Advertisement

CRIMSON REVIEWS

Led by Mr. van Hoogstraten and Assisted by Mme. Szumowska and Mr. Schwarz it Gives Most Interesting Concert of Season

The series of Steinert concerts opened auspiciously yesterday afternoon with the concert of the New York Philharmonic Society in Symphony Hall. Usually concerts in Boston attract no large audiences unless the performer be an Italian singer or a Russian violinist but the number present yesterday at a really brilliant concert showed that Boston has also its music lovers. Thus does the Steinert management continue its tradition of excellence.

The purely orchestral portion of the program traversed Tschaikowsky's Pathetique Symphony and the Prelude and Liebestod from "Tristan and Isolde"; the assisting artists were Mme. Antoinette Szumowska, who played the Second Chopin Concerto, and Mr. Joseph Schwarz who sang arias from Haendel's "Israel in Egypt" and Verdi's "Ballo in Masshera" and "Wotan's Abschied" from "Die Walkuere."

Comparison of the Orchestra with that of Boston is inevitable. While the New York band has a much fresher and more limpid tone in the strings, the wind section, especially the brass is harsh and rough.
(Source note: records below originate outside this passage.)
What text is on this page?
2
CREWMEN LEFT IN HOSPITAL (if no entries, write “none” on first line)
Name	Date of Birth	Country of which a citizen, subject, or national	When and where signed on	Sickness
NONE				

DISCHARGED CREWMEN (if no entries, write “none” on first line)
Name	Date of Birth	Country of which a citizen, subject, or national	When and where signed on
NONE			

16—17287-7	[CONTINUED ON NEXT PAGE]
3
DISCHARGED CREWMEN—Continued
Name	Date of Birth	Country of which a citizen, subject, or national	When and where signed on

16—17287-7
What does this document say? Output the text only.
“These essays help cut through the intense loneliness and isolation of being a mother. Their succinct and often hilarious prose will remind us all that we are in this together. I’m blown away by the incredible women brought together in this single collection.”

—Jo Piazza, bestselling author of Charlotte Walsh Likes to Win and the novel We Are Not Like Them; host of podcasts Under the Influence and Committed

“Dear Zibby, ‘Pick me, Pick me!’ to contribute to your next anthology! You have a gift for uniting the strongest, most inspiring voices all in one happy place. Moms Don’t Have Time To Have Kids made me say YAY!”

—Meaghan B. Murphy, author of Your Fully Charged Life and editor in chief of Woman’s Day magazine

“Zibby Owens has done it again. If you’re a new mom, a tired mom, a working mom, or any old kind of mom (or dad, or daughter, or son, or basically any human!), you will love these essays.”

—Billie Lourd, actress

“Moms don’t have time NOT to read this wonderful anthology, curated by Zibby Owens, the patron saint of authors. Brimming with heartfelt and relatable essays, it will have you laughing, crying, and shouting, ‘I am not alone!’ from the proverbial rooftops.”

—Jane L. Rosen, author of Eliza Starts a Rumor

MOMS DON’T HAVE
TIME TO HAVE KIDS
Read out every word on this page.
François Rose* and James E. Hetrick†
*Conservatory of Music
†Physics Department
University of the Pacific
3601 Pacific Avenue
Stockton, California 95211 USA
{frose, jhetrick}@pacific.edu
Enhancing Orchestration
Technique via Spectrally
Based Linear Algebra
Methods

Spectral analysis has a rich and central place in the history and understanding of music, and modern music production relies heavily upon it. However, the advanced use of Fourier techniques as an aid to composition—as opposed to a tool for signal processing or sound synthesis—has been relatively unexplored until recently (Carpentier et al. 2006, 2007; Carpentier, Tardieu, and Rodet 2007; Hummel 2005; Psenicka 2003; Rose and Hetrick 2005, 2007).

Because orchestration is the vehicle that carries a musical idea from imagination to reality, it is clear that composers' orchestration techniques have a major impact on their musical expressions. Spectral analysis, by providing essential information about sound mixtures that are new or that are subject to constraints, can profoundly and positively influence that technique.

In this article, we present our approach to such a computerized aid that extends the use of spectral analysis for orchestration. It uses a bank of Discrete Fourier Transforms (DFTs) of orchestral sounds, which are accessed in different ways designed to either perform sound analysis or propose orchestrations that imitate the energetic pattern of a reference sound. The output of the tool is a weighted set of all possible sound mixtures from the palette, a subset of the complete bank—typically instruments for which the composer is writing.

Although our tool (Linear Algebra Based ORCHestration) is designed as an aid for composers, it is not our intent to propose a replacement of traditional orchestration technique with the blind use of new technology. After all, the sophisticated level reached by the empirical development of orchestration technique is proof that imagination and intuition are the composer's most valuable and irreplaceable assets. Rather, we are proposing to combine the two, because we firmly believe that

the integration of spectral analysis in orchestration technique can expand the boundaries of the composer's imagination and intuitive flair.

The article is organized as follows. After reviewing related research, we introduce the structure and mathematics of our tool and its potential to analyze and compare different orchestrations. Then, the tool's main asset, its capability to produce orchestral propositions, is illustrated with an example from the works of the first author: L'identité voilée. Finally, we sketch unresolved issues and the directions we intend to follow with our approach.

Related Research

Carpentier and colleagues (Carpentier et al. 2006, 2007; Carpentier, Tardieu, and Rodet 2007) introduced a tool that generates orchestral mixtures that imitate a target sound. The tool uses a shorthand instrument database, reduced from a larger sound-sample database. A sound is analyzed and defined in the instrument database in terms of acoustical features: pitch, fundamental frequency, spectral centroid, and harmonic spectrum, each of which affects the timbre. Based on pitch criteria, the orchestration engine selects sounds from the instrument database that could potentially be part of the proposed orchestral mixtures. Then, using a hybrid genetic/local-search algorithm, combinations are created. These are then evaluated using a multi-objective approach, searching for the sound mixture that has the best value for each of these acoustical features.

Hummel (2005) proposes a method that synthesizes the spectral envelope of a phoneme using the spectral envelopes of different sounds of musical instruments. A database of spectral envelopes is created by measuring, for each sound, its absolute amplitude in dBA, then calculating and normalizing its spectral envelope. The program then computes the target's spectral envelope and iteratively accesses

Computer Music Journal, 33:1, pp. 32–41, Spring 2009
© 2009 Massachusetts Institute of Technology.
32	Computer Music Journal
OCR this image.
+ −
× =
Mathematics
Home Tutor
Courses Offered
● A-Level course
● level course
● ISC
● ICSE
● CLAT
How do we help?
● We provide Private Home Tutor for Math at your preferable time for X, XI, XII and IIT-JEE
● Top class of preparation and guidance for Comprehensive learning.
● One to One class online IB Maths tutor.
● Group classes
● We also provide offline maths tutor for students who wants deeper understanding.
Mr. van Hoogstraten is clear and incisive, a conductor of compelling dynamics and deep insight. His reading of the symphony was especially capable and muscianly, his interpretation of the third movement (allegro molto vivace) a triumph although it seems to us that he missed much of the flowing grace of the Allegro congrazia. The rather bombastic finale seems an anticlimax to the truly masterful third movement. The symphony however deserves to be heard much more frequently.

Mme Szumowska played the Chopin concerto with facile technique and sympathetic understanding. Especially poetic was her rendition of the Larghetic. Countless soprani have made us look for a different type of voice in the singer of Haendel to that of Mr. Schwarz. In the aria of Verdi and in "Wotans Abschied", however, his voice, a warm dramatic baritone, found its true medium of expression and the latter especially he sang with a fire and understanding truly excellent. It is to be regretted that the orchestra in accompanying him in this last played the Fire Music so poorly. It hurried through the music, cutting off the arpeggios as if it were too anxious to come to the end of a concert already protracted which had undoubtedly been a great strain on the players.

On the whole, the concert was by far the most interesting we have attended this season and deserved fully the applause of an audience that filled Symphony Hall.